小泉八雲の『怪談』に「雪女」という話がある。武蔵野の国の樵、巳之吉は川向こうにある林へ行って、薪を背負って帰るという暮らしをしていた。まだ18歳の青年であった。連れには、茂作という年老いた樵がいた。ある寒い吹雪の日、川の渡しは、渡し守の姿も見えず、しかたなく番小屋に泊まることにした。この夜に巳之吉は怖ろしい体験をする。火の気もないわずか2畳ほどの晩小屋である。外は吹雪が音を立てて荒狂っている。茂作は、蓑をかぶるとすぐに寝息をたてはじめた。
あまりの寒さと、風の音で眠られない巳之吉であったが、それでも疲れて眠りについた。どれほどの時間が経っただろうか。カタリと戸の音がするのに、巳之吉は目を覚ました。吹雪が少し小止みになって、閉めたはずの戸が開いている。雪明りのなかで、女の姿が見えた。女は身をかがめて、茂作の顔へかぶさるようして息をふきかけるような様子であった。女は巳之吉が見ているのに気づいて、近づいてきた。女は巳之吉が年若い青年であることを見て、「同じ目に合わせようと思ったが、可愛くて不憫だから助けてあげる。だが、このことは人に話してはいけないよ。たとえお母さんにでも、話せば命はないよ。」と言って、戸口から消えた。
翌日になって雪が止み、巳之吉は目が覚めたが、茂作は硬くなって凍死していた。女は雪女である。それから何年も経って、林へ通う巳之吉は、若く色白で美しいお雪という女と知り合い、恋仲となって結婚した。お雪との間に10人の子を設けて幸せな結婚生活であったが、巳之吉があの吹雪の夜に見た雪女のことを話したために、お雪は正体を現して姿を消す。

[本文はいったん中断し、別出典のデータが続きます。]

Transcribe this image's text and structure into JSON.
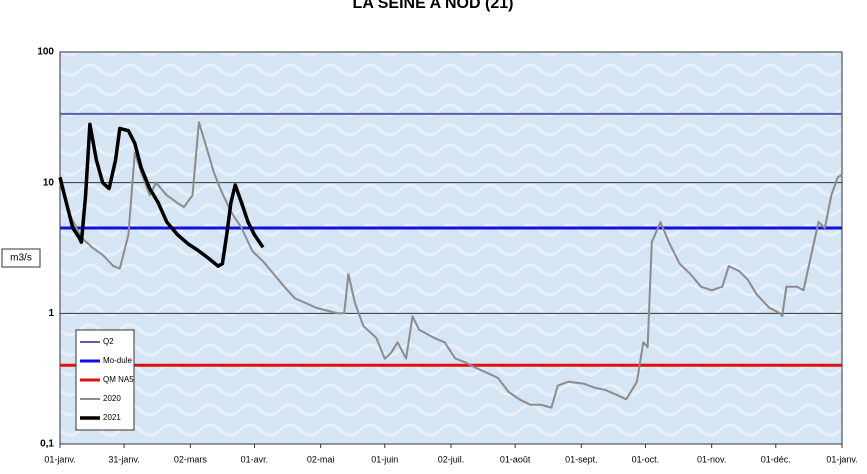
{
  "chart_data": {
    "type": "line",
    "title": "LA SEINE A NOD (21)",
    "y_label": "m3/s",
    "log_y": true,
    "grid": true,
    "legend": "lower left",
    "xlim": [
      0,
      366
    ],
    "xticks": [
      {
        "value": 0,
        "label": "01-janv."
      },
      {
        "value": 30,
        "label": "31-janv."
      },
      {
        "value": 61,
        "label": "02-mars"
      },
      {
        "value": 91,
        "label": "01-avr."
      },
      {
        "value": 122,
        "label": "02-mai"
      },
      {
        "value": 152,
        "label": "01-juin"
      },
      {
        "value": 183,
        "label": "02-juil."
      },
      {
        "value": 213,
        "label": "01-août"
      },
      {
        "value": 244,
        "label": "01-sept."
      },
      {
        "value": 274,
        "label": "01-oct."
      },
      {
        "value": 305,
        "label": "01-nov."
      },
      {
        "value": 335,
        "label": "01-déc."
      },
      {
        "value": 366,
        "label": "01-janv."
      }
    ],
    "ylim": [
      0.1,
      100
    ],
    "yticks": [
      {
        "value": 0.1,
        "label": "0,1"
      },
      1,
      10,
      100
    ],
    "series": [
      {
        "name": "Q2",
        "color": "#5b5fa8",
        "width": 2,
        "x": [
          0,
          366
        ],
        "values": [
          33.6,
          33.6
        ]
      },
      {
        "name": "Mo-dule",
        "color": "#1010e0",
        "width": 3,
        "x": [
          0,
          366
        ],
        "values": [
          4.5,
          4.5
        ]
      },
      {
        "name": "QM NA5",
        "color": "#e01010",
        "width": 3,
        "x": [
          0,
          366
        ],
        "values": [
          0.4,
          0.4
        ]
      },
      {
        "name": "2020",
        "color": "#8c8c8c",
        "width": 2,
        "x": [
          0,
          5,
          10,
          15,
          20,
          25,
          28,
          32,
          35,
          38,
          42,
          45,
          50,
          55,
          58,
          62,
          65,
          68,
          72,
          75,
          80,
          85,
          90,
          95,
          100,
          105,
          110,
          115,
          120,
          125,
          130,
          133,
          135,
          138,
          142,
          148,
          152,
          155,
          158,
          162,
          165,
          168,
          175,
          180,
          185,
          190,
          195,
          200,
          205,
          210,
          215,
          220,
          225,
          230,
          233,
          238,
          245,
          250,
          255,
          260,
          265,
          270,
          273,
          275,
          277,
          281,
          285,
          290,
          295,
          300,
          305,
          310,
          313,
          318,
          322,
          326,
          332,
          337,
          338,
          340,
          345,
          348,
          352,
          355,
          358,
          361,
          364,
          366
        ],
        "values": [
          10,
          5.5,
          3.8,
          3.2,
          2.8,
          2.3,
          2.2,
          4,
          17,
          12,
          8,
          10,
          8,
          7,
          6.5,
          8,
          29,
          20,
          12,
          9,
          6,
          4.5,
          3,
          2.5,
          2,
          1.6,
          1.3,
          1.2,
          1.1,
          1.05,
          1,
          1,
          2,
          1.2,
          0.8,
          0.65,
          0.45,
          0.5,
          0.6,
          0.45,
          0.95,
          0.75,
          0.65,
          0.6,
          0.45,
          0.42,
          0.38,
          0.35,
          0.32,
          0.25,
          0.22,
          0.2,
          0.2,
          0.19,
          0.28,
          0.3,
          0.29,
          0.27,
          0.26,
          0.24,
          0.22,
          0.3,
          0.6,
          0.55,
          3.5,
          5,
          3.5,
          2.4,
          2,
          1.6,
          1.5,
          1.6,
          2.3,
          2.1,
          1.8,
          1.4,
          1.1,
          1,
          0.95,
          1.6,
          1.6,
          1.5,
          3,
          5,
          4.5,
          8,
          11,
          11.5
        ]
      },
      {
        "name": "2021",
        "color": "#000000",
        "width": 3.5,
        "x": [
          0,
          3,
          6,
          9,
          10,
          12,
          14,
          17,
          20,
          23,
          26,
          28,
          32,
          35,
          38,
          42,
          46,
          50,
          55,
          60,
          65,
          70,
          74,
          76,
          78,
          80,
          82,
          85,
          88,
          91,
          95
        ],
        "values": [
          11,
          7,
          4.5,
          3.8,
          3.5,
          8,
          28,
          15,
          10,
          9,
          15,
          26,
          25,
          20,
          13,
          9,
          7,
          5,
          4,
          3.4,
          3,
          2.6,
          2.3,
          2.4,
          4,
          7,
          9.6,
          7,
          5,
          4,
          3.2
        ]
      }
    ]
  }
}
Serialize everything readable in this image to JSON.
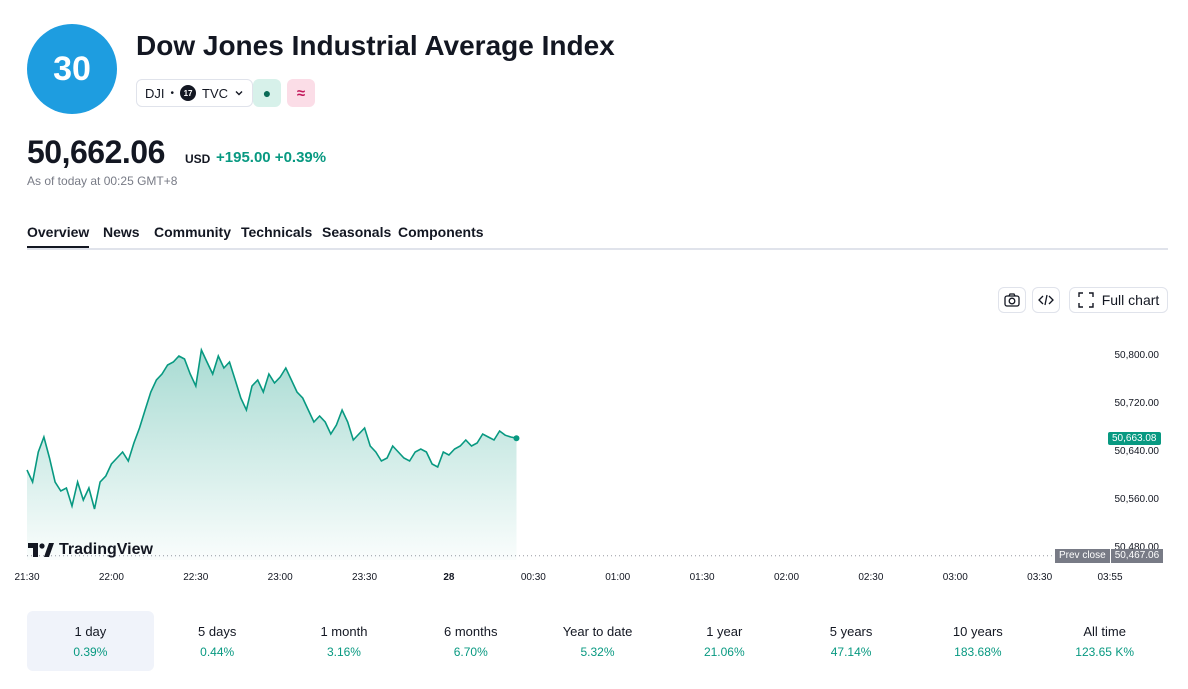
{
  "header": {
    "badge": "30",
    "title": "Dow Jones Industrial Average Index",
    "symbol": "DJI",
    "exchange": "TVC",
    "exchange_logo": "17",
    "status_icon": "●",
    "status2_icon": "≈"
  },
  "quote": {
    "price": "50,662.06",
    "currency": "USD",
    "change": "+195.00 +0.39%",
    "as_of": "As of today at 00:25 GMT+8"
  },
  "tabs": [
    "Overview",
    "News",
    "Community",
    "Technicals",
    "Seasonals",
    "Components"
  ],
  "toolbar": {
    "full_chart": "Full chart"
  },
  "chart": {
    "brand": "TradingView",
    "last_price_label": "50,663.08",
    "prev_close_label": "Prev close",
    "prev_close_value": "50,467.06",
    "accent_color": "#089981"
  },
  "chart_data": {
    "type": "area",
    "title": "",
    "x_ticks": [
      "21:30",
      "22:00",
      "22:30",
      "23:00",
      "23:30",
      "28",
      "00:30",
      "01:00",
      "01:30",
      "02:00",
      "02:30",
      "03:00",
      "03:30",
      "03:55"
    ],
    "y_ticks": [
      "50,800.00",
      "50,720.00",
      "50,640.00",
      "50,560.00",
      "50,480.00"
    ],
    "ylim": [
      50467,
      50840
    ],
    "x_unit": "minutes after 21:30",
    "x": [
      0,
      2,
      4,
      6,
      8,
      10,
      12,
      14,
      16,
      18,
      20,
      22,
      24,
      26,
      28,
      30,
      32,
      34,
      36,
      38,
      40,
      42,
      44,
      46,
      48,
      50,
      52,
      54,
      56,
      58,
      60,
      62,
      64,
      66,
      68,
      70,
      72,
      74,
      76,
      78,
      80,
      82,
      84,
      86,
      88,
      90,
      92,
      94,
      96,
      98,
      100,
      102,
      104,
      106,
      108,
      110,
      112,
      114,
      116,
      118,
      120,
      122,
      124,
      126,
      128,
      130,
      132,
      134,
      136,
      138,
      140,
      142,
      144,
      146,
      148,
      150,
      152,
      154,
      156,
      158,
      160,
      162,
      164,
      166,
      168,
      170,
      172,
      174
    ],
    "values": [
      50610,
      50590,
      50640,
      50665,
      50630,
      50590,
      50575,
      50580,
      50550,
      50590,
      50560,
      50580,
      50545,
      50590,
      50600,
      50620,
      50630,
      50640,
      50625,
      50655,
      50680,
      50710,
      50740,
      50760,
      50770,
      50785,
      50790,
      50800,
      50795,
      50770,
      50750,
      50810,
      50790,
      50770,
      50800,
      50780,
      50790,
      50760,
      50730,
      50710,
      50750,
      50760,
      50740,
      50770,
      50755,
      50765,
      50780,
      50760,
      50740,
      50730,
      50710,
      50690,
      50700,
      50690,
      50670,
      50685,
      50710,
      50690,
      50660,
      50670,
      50680,
      50650,
      50640,
      50625,
      50630,
      50650,
      50640,
      50630,
      50625,
      50640,
      50645,
      50640,
      50620,
      50615,
      50640,
      50635,
      50645,
      50650,
      50660,
      50650,
      50655,
      50670,
      50665,
      50660,
      50675,
      50668,
      50665,
      50663
    ]
  },
  "periods": [
    {
      "label": "1 day",
      "value": "0.39%"
    },
    {
      "label": "5 days",
      "value": "0.44%"
    },
    {
      "label": "1 month",
      "value": "3.16%"
    },
    {
      "label": "6 months",
      "value": "6.70%"
    },
    {
      "label": "Year to date",
      "value": "5.32%"
    },
    {
      "label": "1 year",
      "value": "21.06%"
    },
    {
      "label": "5 years",
      "value": "47.14%"
    },
    {
      "label": "10 years",
      "value": "183.68%"
    },
    {
      "label": "All time",
      "value": "123.65 K%"
    }
  ]
}
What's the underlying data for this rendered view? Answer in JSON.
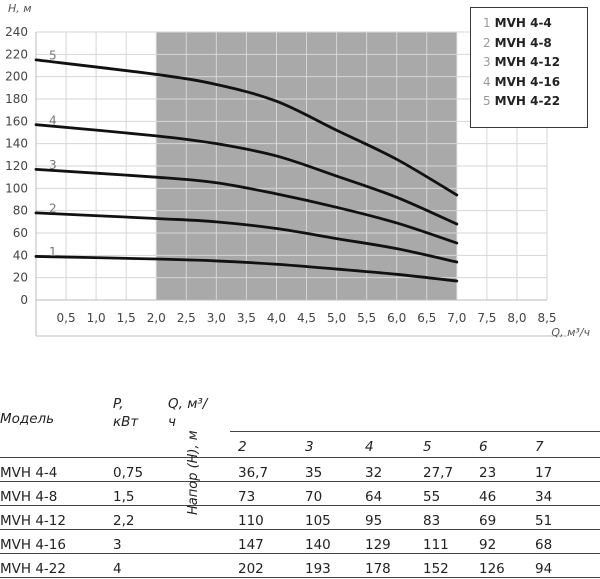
{
  "chart_data": {
    "type": "line",
    "ylabel": "H, м",
    "xlabel": "Q, м³/ч",
    "xlim": [
      0,
      8.5
    ],
    "ylim": [
      0,
      240
    ],
    "x_ticks": [
      "0,5",
      "1,0",
      "1,5",
      "2,0",
      "2,5",
      "3,0",
      "3,5",
      "4,0",
      "4,5",
      "5,0",
      "5,5",
      "6,0",
      "6,5",
      "7,0",
      "7,5",
      "8,0",
      "8,5"
    ],
    "x_tick_values": [
      0.5,
      1.0,
      1.5,
      2.0,
      2.5,
      3.0,
      3.5,
      4.0,
      4.5,
      5.0,
      5.5,
      6.0,
      6.5,
      7.0,
      7.5,
      8.0,
      8.5
    ],
    "y_ticks": [
      0,
      20,
      40,
      60,
      80,
      100,
      120,
      140,
      160,
      180,
      200,
      220,
      240
    ],
    "shaded_range": [
      2.0,
      7.0
    ],
    "shade_color": "#a9a9a9",
    "grid": true,
    "legend_position": "top-right",
    "series": [
      {
        "name": "MVH 4-4",
        "label": "1",
        "x": [
          0,
          2,
          3,
          4,
          5,
          6,
          7
        ],
        "values": [
          39,
          36.7,
          35,
          32,
          27.7,
          23,
          17
        ]
      },
      {
        "name": "MVH 4-8",
        "label": "2",
        "x": [
          0,
          2,
          3,
          4,
          5,
          6,
          7
        ],
        "values": [
          78,
          73,
          70,
          64,
          55,
          46,
          34
        ]
      },
      {
        "name": "MVH 4-12",
        "label": "3",
        "x": [
          0,
          2,
          3,
          4,
          5,
          6,
          7
        ],
        "values": [
          117,
          110,
          105,
          95,
          83,
          69,
          51
        ]
      },
      {
        "name": "MVH 4-16",
        "label": "4",
        "x": [
          0,
          2,
          3,
          4,
          5,
          6,
          7
        ],
        "values": [
          157,
          147,
          140,
          129,
          111,
          92,
          68
        ]
      },
      {
        "name": "MVH 4-22",
        "label": "5",
        "x": [
          0,
          2,
          3,
          4,
          5,
          6,
          7
        ],
        "values": [
          215,
          202,
          193,
          178,
          152,
          126,
          94
        ]
      }
    ]
  },
  "legend": [
    {
      "num": "1",
      "name": "MVH 4-4"
    },
    {
      "num": "2",
      "name": "MVH 4-8"
    },
    {
      "num": "3",
      "name": "MVH 4-12"
    },
    {
      "num": "4",
      "name": "MVH 4-16"
    },
    {
      "num": "5",
      "name": "MVH 4-22"
    }
  ],
  "table": {
    "col_model": "Модель",
    "col_power": "P, кВт",
    "col_flow": "Q, м³/ч",
    "head_label": "Напор (H), м",
    "flow_values": [
      "2",
      "3",
      "4",
      "5",
      "6",
      "7"
    ],
    "rows": [
      {
        "model": "MVH 4-4",
        "power": "0,75",
        "heads": [
          "36,7",
          "35",
          "32",
          "27,7",
          "23",
          "17"
        ]
      },
      {
        "model": "MVH 4-8",
        "power": "1,5",
        "heads": [
          "73",
          "70",
          "64",
          "55",
          "46",
          "34"
        ]
      },
      {
        "model": "MVH 4-12",
        "power": "2,2",
        "heads": [
          "110",
          "105",
          "95",
          "83",
          "69",
          "51"
        ]
      },
      {
        "model": "MVH 4-16",
        "power": "3",
        "heads": [
          "147",
          "140",
          "129",
          "111",
          "92",
          "68"
        ]
      },
      {
        "model": "MVH 4-22",
        "power": "4",
        "heads": [
          "202",
          "193",
          "178",
          "152",
          "126",
          "94"
        ]
      }
    ]
  }
}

和田芳恵の短編『雪女』は、幼馴染の結婚の話だ。判子屋に養子なることが決まった仙一と酌婦として働くさん子が、お寺の住職に結婚したいことを告げにお寺へ行った。小説の舞台は小樽である。少し春めいてきて、寺の境内の雪も柔らかくなっていた。結婚話を聞いた住職も賛成して、親へも了承するように話してくれることが決まった帰り道のことである。
さん子は接吻を待つように唇を仙一の方へ突き出したが、「雪のうえに、かぶさるように、まっすぐに倒れた。」雪のうえにできたのは、さん子の顔が、雪の面のようになってくぼんだ顔形ができた。さん子は、「この雪の面てに、仙一さんの面てを重ねてごらんなさいよ。」と言った。仙一は自分の顔をさん子の面てにかさねながら、さん子は雪女のようだと思いながら、息苦しくなった。
雪国に生きる人々は、雪女の伝説を懐かしみながら、雪片付けなどに励んでいるような気がする。